Mahalle bekçisi 54 yaşındaki adama silah çekip tekme attı

A
A
A
Mahalle bekçisi 54 yaşındaki adama silah çekip tekme attı

Diyarbakır’ın Bağlar ilçesinde mahalle bekçisi, iddiaya göre, oturduğu apartmanın 54 yaşındaki yöneticisine 4 yaşındaki oğlunun yanında silah çekip yumruk attı.

Diyarbakır’ın Bağlar ilçesinde mahalle bekçisi, iddiaya göre, oturduğu apartmanın 54 yaşındaki yöneticisine 4 yaşındaki oğlunun yanında silah çekip yumruk attı. Bekçiden şikayetçi olan yönetici Gökay Gültekin, “Yanımda 4 yaşında çocuğum vardı. Onun psikolojisini bozdu. Onun için ben bundan hesap soracağım” dedi.


Merkez Bağlar ilçesi Bağcılar Mahallesi’nde apartman yöneticisi olan Gökay Gültekin, aynı apartmanda oturan mahalle bekçisi Y.A.’nın kendisine silah çektiğini ve darp ettiğini ileri sürerek şikayetçi oldu. Güvenlik kamerası görüntülerini delil olarak gösteren Gültekin, 4 yaşındaki çocuğunun yanında bu durumun yaşandığını ve çocuğunun psikolojisinin bozulduğunu ifade ederek, “Bunun hesabını bana birilerinin vermesi lazım” diye konuştu.


Olayı anlatan Gültekin, 1 aydır apartmanda ısı yalıtım çalışması olduğunu dile getirerek, “Sabah kapım çalındı. Mermer ustası bana bazı bina sakinlerinin 10 gündür kapıyı açmadığını ve mermerleri değiştiremediğini söyledi. Ben de bitişiğimde oturan kiracının ev sahibini aradım. Ev sahibi de ’tamam’ dedi. Telefonu kapattıktan bir süre sonra aşağıda birinin işçilere küfür etiğini duydum. Aşağı indiğimde baktım ki ev sahibini aradığım kiracı işçilerle tartışıyor, işçilere hakaret ediyor. Yanıma geldi ve silahını bana doğrulttu. Yanımda da 4 yaşındaki oğlum vardı. Ben de çocuğumun yanında silah çekmek olmaz dedim. Bırak bari çocuğu birine teslim edeyim dedim. Yine küfürlere devam etti. Yukarı katlardan bakan bina sakini bayana ‘Abla gel çocuğu sen al, ben bunu öldüreyim” gibi sözler sarf edince bayan yukarıdan geldi çocuğu kendisine teslim ettim. Zaten görüntülerde mevcut. Yanında bir bekçi arkadaş daha vardı. İki kişiydiler. O ikinci bekçinin müdahalesi olmadı bana ama ‘Olayı ayırayım, sakinleştireyim, silahı elinden alayım’ diye bir müdahalesi de olmadı. Karnıma tekme attı. Olaydan hemen sonra polisi aradım. Polisler geldi. Davacı oldum” ifadelerini kullandı.
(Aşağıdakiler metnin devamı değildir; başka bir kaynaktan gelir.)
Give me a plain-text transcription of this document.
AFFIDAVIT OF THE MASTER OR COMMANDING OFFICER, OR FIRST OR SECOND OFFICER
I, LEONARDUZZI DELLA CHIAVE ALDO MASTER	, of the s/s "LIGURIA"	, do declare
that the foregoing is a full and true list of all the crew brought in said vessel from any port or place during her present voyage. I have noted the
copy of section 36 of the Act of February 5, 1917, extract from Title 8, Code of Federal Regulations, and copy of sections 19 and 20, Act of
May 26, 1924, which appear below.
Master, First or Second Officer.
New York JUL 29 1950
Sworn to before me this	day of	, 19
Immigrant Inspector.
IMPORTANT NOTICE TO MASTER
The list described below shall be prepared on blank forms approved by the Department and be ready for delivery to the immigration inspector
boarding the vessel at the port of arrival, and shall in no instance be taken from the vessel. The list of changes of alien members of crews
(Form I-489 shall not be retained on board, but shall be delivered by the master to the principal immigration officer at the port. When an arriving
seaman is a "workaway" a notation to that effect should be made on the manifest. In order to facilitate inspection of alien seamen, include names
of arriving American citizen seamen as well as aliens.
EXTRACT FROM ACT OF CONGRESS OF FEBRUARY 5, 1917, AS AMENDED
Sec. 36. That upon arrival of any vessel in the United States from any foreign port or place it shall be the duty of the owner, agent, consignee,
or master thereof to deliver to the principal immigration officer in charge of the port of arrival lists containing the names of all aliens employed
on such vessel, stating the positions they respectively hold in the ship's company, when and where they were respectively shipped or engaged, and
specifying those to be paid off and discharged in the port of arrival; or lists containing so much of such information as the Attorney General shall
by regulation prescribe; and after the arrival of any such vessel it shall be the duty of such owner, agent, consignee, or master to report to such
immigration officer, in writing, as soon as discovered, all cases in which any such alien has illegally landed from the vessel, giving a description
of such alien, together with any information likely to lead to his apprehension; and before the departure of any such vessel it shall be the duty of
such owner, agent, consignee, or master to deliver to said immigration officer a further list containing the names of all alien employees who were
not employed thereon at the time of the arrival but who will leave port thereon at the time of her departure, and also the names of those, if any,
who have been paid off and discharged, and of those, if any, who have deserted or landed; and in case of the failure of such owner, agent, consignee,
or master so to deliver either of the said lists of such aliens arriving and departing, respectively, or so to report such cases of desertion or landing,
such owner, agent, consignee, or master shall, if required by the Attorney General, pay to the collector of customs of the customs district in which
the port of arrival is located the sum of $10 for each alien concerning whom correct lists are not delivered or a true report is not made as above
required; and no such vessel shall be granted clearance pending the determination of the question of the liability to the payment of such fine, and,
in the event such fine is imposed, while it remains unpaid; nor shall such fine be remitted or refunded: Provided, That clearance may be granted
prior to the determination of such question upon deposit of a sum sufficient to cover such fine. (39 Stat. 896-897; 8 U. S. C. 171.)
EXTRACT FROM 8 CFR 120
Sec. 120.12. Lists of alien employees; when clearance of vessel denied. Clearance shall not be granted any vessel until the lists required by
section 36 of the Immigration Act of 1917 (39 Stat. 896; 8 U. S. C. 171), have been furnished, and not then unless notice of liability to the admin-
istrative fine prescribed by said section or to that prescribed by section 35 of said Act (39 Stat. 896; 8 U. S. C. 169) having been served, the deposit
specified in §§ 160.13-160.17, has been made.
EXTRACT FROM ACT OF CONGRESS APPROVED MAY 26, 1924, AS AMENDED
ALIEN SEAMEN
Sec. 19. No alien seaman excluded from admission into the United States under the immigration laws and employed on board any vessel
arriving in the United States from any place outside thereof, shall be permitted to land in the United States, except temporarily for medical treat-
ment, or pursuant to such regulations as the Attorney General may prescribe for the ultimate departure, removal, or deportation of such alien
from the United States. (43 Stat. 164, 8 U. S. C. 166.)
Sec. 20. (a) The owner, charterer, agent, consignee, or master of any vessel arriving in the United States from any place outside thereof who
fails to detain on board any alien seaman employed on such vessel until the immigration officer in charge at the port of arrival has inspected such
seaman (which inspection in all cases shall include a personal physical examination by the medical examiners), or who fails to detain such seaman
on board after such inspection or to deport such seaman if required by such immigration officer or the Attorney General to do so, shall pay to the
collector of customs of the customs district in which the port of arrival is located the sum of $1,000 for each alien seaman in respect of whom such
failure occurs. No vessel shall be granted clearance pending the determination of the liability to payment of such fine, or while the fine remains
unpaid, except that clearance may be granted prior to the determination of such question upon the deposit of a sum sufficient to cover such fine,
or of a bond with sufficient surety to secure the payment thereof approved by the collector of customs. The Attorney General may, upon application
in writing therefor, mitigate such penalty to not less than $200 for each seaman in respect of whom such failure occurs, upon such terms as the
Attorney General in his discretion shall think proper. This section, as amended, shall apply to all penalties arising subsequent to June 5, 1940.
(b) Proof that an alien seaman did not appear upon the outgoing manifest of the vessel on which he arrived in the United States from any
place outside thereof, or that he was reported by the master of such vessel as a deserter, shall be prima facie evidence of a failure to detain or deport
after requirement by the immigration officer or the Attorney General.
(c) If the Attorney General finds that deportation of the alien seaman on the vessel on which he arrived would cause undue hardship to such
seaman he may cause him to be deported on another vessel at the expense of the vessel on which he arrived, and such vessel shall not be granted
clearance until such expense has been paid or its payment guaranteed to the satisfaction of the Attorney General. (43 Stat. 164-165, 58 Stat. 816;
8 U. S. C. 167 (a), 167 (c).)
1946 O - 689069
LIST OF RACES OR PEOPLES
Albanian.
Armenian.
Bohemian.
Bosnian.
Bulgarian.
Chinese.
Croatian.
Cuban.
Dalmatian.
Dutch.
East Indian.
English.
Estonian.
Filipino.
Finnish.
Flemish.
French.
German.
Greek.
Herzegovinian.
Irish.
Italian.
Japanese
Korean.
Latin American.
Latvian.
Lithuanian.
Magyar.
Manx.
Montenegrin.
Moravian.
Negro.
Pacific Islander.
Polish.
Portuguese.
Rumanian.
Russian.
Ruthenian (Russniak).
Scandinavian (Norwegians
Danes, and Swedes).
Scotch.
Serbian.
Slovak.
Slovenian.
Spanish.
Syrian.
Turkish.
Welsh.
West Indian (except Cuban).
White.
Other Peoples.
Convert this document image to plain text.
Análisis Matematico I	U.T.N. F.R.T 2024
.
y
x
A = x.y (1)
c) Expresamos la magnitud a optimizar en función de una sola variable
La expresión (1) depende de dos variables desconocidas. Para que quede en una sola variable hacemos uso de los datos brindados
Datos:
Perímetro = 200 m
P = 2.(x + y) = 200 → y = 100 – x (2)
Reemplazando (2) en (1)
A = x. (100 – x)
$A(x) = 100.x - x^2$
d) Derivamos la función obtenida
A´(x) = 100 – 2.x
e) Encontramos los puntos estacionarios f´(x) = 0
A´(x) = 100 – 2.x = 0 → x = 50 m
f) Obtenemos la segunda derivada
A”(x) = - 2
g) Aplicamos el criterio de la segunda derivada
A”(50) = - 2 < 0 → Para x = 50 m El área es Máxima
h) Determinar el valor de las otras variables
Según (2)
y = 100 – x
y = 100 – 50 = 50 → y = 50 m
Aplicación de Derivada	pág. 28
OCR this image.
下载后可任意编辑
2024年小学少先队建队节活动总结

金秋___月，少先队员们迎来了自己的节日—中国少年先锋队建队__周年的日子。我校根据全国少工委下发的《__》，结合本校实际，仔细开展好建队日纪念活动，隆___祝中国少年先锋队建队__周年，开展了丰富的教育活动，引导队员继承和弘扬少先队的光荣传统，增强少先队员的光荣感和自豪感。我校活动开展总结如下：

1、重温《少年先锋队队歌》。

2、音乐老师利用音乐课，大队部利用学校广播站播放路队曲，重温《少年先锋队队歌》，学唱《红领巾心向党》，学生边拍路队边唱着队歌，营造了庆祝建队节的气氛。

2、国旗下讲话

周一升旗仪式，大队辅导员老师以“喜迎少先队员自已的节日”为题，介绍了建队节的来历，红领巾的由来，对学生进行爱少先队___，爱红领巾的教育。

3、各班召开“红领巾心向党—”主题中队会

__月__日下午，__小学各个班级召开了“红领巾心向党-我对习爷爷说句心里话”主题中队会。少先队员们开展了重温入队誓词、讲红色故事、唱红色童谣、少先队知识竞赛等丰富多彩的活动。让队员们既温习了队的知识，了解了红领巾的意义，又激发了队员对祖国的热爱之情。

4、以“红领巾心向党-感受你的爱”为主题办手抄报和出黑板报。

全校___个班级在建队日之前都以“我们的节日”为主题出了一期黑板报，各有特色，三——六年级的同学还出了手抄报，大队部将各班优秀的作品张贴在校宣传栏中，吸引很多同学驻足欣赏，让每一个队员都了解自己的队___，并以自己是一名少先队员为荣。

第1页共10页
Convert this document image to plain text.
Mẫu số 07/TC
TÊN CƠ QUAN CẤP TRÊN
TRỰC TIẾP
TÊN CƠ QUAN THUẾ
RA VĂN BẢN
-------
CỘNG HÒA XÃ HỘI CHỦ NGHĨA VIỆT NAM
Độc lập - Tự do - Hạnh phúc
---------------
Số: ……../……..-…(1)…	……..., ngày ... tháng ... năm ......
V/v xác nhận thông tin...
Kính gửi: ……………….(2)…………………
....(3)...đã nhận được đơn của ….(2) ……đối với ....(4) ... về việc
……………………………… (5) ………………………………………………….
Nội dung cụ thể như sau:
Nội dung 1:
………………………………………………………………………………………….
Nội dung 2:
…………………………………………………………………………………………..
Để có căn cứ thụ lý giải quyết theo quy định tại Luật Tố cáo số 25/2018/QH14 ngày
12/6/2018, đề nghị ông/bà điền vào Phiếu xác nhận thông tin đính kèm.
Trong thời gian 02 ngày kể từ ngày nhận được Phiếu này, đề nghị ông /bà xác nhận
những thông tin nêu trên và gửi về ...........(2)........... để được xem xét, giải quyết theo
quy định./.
“Bunlar Polat Alemdar mı?”


Bekçinin kendisine silah çekmesini gerektirecek hiçbir hareket yapmadığını vurgulayan Gültekin, şunları kaydetti:


“Acaba bunlar şehir magandası mı yoksa Polat Alemdarlar mı? Eşofmanla inmişim aşağıya, 4 yaşındaki çocuğumun elini tutmuşum. O pozisyonda hiçbir tartışmamız yok. Hiçbir şekilde mukavemetim yok. Silahı alnıma nasıl dayar? Bunun hesabını kimden nasıl soracağım? Bunun hesabını kim bana nasıl verecek? İşçilerle 1 aylık mukavele yapmışız. Bir ayda işi bitirmeleri lazım. Sadece pencerelerin mermer değişimi yapılacak. Mermer de zaten 5 dakika sürüyor. İşçilere hakaret edince ben geldim. Sen güvenlik görevlisisin niye hakaret ediyorsun? Sonra belindeki tabancayı çekti. Alnıma dayadı. Yanımda 4 yaşında çocuğum var. Onun psikolojisini bozdu. Onun için ben bundan hesap soracağım. Onun silah çekmesini gerektirecek bir şey yapmışsam, küfür etmişsem, bıçak, silah kullanmışsam amenna. Bir sade vatandaşa, bir güvenlik görevlisi bu silahı nasıl çeker? Bunun hesabını birilerinin bana vermesi lazım. Emniyete gittik. Silahını almadılar bu şahsın. Adam silahıyla beraber yarım saat sonra benle beraber binaya geldi. O anki ruh halini düşünün artık. Hala şuanda binada, hala bu çocuğun belinde tabancası duruyor."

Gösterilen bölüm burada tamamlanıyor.